The attacker, who had killed 86 people and injured more than 400 others, was named as Mohamed Lahouaiej-Bouhlel (Counter Extremism 2018b).

Socio-demographic Information

Mohamed Lahouaiej-Bouhlel, January 3, 1985, was born in M’saken, Tunisia. He moved to Nice in 2005. He was reported by his wife for domestic abuse and he was also involved in a number of petty crimes. In March 2016, he was charged with assault with a weapon and he was given 6 months’ sentence, which was suspended (Counter Extremism 2018b).

Psychological Background

Apparently, Bouhlel had mental health issues and a history of violence. His behaviour was described as troubling and of psychotic nature.

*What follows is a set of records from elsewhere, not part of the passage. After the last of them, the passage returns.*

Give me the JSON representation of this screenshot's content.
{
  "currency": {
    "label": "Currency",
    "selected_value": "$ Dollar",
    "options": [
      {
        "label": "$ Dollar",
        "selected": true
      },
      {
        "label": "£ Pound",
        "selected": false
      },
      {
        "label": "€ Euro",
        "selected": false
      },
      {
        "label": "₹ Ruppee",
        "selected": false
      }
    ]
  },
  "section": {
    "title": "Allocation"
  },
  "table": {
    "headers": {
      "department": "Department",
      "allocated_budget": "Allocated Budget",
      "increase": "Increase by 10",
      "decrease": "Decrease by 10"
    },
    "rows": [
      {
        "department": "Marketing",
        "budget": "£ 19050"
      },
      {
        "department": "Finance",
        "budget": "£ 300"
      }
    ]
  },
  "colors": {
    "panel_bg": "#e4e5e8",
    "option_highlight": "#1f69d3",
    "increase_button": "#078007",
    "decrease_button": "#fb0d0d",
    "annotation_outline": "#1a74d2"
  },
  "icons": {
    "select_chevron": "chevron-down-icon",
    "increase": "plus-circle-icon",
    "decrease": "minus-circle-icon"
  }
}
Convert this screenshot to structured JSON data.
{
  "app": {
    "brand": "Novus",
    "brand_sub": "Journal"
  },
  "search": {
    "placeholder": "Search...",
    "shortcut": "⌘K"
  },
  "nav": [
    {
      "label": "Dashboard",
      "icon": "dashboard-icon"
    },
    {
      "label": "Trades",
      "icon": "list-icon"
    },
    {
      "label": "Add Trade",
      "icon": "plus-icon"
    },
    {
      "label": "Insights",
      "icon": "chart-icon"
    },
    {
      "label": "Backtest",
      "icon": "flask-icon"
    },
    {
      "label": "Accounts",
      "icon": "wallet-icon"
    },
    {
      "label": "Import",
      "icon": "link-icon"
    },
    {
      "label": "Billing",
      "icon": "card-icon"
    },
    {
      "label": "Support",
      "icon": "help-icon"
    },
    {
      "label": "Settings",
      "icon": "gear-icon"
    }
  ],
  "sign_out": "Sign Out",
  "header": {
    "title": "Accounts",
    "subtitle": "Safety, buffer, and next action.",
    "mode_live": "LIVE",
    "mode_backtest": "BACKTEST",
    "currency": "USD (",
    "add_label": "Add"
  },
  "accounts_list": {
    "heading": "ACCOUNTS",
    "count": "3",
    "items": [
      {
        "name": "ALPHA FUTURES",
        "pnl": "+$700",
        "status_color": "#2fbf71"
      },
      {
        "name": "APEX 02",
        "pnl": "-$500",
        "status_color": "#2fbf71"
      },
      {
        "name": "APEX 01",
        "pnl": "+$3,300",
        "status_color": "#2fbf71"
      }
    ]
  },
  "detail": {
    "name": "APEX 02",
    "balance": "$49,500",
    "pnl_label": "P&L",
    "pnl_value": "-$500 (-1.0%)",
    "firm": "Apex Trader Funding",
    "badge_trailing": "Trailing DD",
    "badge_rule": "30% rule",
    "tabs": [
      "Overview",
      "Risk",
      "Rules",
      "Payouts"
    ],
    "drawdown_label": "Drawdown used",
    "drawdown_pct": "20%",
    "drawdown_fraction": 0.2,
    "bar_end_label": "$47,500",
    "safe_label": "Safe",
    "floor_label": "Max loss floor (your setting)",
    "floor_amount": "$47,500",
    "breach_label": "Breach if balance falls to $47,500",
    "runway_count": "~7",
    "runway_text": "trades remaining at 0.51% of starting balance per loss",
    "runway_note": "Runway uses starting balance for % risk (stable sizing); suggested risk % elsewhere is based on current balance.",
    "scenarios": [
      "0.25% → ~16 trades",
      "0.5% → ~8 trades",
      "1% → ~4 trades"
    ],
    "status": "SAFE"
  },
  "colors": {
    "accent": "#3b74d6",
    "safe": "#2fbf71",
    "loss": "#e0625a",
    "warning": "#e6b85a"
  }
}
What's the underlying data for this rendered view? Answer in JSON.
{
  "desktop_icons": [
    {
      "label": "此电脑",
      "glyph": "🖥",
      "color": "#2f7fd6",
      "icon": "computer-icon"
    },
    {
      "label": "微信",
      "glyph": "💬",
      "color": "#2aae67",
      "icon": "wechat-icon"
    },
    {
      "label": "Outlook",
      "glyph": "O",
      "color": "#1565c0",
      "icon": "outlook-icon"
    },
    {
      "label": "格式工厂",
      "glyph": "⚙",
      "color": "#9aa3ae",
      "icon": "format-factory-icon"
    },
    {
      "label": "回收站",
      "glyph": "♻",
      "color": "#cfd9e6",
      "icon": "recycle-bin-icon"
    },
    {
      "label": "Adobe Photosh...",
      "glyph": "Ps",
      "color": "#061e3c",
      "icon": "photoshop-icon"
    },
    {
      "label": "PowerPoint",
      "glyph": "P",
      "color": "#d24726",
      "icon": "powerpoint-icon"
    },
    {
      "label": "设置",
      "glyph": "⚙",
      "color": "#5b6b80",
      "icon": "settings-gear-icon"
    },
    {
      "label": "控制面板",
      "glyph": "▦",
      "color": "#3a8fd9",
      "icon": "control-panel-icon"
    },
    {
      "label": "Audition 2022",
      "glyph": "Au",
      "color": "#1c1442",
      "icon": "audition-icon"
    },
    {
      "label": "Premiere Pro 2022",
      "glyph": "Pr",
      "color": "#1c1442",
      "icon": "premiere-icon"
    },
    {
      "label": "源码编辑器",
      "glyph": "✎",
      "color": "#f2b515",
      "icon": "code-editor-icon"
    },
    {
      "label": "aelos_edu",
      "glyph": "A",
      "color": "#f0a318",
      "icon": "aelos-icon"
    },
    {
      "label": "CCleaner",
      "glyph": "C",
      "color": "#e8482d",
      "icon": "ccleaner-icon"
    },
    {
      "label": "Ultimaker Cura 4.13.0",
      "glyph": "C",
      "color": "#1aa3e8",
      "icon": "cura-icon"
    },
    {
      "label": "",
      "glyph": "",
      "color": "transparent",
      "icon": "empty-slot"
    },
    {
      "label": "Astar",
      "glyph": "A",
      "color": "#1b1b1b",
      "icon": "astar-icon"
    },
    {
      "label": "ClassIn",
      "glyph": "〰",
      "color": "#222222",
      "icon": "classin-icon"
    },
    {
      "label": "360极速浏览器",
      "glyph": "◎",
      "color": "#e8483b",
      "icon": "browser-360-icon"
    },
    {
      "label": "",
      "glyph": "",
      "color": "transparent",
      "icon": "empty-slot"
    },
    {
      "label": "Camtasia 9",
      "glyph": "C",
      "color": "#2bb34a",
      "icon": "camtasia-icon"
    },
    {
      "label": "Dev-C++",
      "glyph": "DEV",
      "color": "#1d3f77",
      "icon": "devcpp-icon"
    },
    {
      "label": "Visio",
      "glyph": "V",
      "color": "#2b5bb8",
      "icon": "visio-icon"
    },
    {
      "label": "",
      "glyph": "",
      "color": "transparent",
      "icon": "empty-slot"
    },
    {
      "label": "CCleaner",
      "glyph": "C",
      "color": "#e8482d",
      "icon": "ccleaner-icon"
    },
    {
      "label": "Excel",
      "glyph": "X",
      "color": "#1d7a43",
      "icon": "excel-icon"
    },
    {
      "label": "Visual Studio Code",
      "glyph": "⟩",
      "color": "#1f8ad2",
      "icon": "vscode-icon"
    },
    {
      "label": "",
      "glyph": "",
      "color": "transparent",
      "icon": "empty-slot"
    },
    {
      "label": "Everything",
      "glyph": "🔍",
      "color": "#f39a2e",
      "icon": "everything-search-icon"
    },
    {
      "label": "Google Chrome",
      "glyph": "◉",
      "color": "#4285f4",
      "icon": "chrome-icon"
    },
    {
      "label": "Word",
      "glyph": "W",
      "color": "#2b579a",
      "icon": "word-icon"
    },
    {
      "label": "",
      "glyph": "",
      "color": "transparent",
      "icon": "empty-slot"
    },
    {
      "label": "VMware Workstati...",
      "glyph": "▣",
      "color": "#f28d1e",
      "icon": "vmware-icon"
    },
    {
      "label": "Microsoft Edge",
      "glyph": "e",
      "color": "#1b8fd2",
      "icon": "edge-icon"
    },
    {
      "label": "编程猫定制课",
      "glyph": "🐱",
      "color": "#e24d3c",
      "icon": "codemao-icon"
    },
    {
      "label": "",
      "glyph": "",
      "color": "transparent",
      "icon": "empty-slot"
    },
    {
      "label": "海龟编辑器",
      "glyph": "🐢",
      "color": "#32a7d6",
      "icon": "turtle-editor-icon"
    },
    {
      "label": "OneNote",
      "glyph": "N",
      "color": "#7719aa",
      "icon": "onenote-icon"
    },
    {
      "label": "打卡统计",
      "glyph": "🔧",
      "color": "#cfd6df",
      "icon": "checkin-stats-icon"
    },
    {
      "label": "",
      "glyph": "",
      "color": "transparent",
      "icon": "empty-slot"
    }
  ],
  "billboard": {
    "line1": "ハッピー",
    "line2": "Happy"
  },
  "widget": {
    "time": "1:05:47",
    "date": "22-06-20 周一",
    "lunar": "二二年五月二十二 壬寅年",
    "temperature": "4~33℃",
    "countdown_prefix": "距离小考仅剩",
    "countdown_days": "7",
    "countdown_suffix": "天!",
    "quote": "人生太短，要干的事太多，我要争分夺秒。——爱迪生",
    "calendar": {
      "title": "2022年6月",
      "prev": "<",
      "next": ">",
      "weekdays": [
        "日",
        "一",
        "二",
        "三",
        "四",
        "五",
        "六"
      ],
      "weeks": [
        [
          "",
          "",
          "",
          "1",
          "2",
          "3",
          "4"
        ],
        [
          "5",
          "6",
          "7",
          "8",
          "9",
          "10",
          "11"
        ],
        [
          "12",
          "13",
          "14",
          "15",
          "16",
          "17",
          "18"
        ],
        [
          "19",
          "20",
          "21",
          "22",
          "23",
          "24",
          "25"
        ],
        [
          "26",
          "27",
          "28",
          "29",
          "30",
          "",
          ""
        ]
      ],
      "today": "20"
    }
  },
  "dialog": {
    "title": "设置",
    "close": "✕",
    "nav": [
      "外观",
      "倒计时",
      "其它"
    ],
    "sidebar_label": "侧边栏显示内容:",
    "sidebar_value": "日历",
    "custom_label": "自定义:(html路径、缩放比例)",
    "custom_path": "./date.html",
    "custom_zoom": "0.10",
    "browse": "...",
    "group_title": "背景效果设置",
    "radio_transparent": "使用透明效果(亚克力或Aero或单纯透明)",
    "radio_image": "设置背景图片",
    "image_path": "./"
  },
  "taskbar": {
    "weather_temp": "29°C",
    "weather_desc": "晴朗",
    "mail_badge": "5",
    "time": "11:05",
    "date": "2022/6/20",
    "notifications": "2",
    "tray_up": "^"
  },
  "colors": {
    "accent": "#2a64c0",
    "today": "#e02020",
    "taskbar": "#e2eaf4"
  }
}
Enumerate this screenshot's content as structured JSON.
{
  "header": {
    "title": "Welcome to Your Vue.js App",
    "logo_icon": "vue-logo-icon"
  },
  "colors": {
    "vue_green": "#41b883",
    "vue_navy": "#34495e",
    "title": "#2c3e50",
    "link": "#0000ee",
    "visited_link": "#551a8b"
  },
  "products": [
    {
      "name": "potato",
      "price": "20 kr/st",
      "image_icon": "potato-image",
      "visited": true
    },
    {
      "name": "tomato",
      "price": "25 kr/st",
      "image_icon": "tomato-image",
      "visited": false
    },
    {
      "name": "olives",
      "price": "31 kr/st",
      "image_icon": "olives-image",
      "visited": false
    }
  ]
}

Also, a psychiatrist advised his parents that he needed a treatment. However, the psychiatrist also stated that such attack cannot be blamed on mental disorder (BBC News 2016h).

Target of the Attack

In this case, the target of the attack is coded as combined. Bouhlel deliberately chose the day and place of the attack as he knew that there will be a mass of people. Furthermore, it is also known that Bouhlel drove to the promenade in the truck few days before the attack (BBC News 2018a).

Modus Operandi

Bouhlel used a truck to carry out the attack. There were also firearms found in the truck and he reportedly shot at the policemen before he was killed (Schuppe 2016).

Aftermath

As a result, 86 people were killed and 433 were injured, which makes it the deadliest lone actor attack in the given period. Bouhlel was shot dead by the police after he stopped the truck.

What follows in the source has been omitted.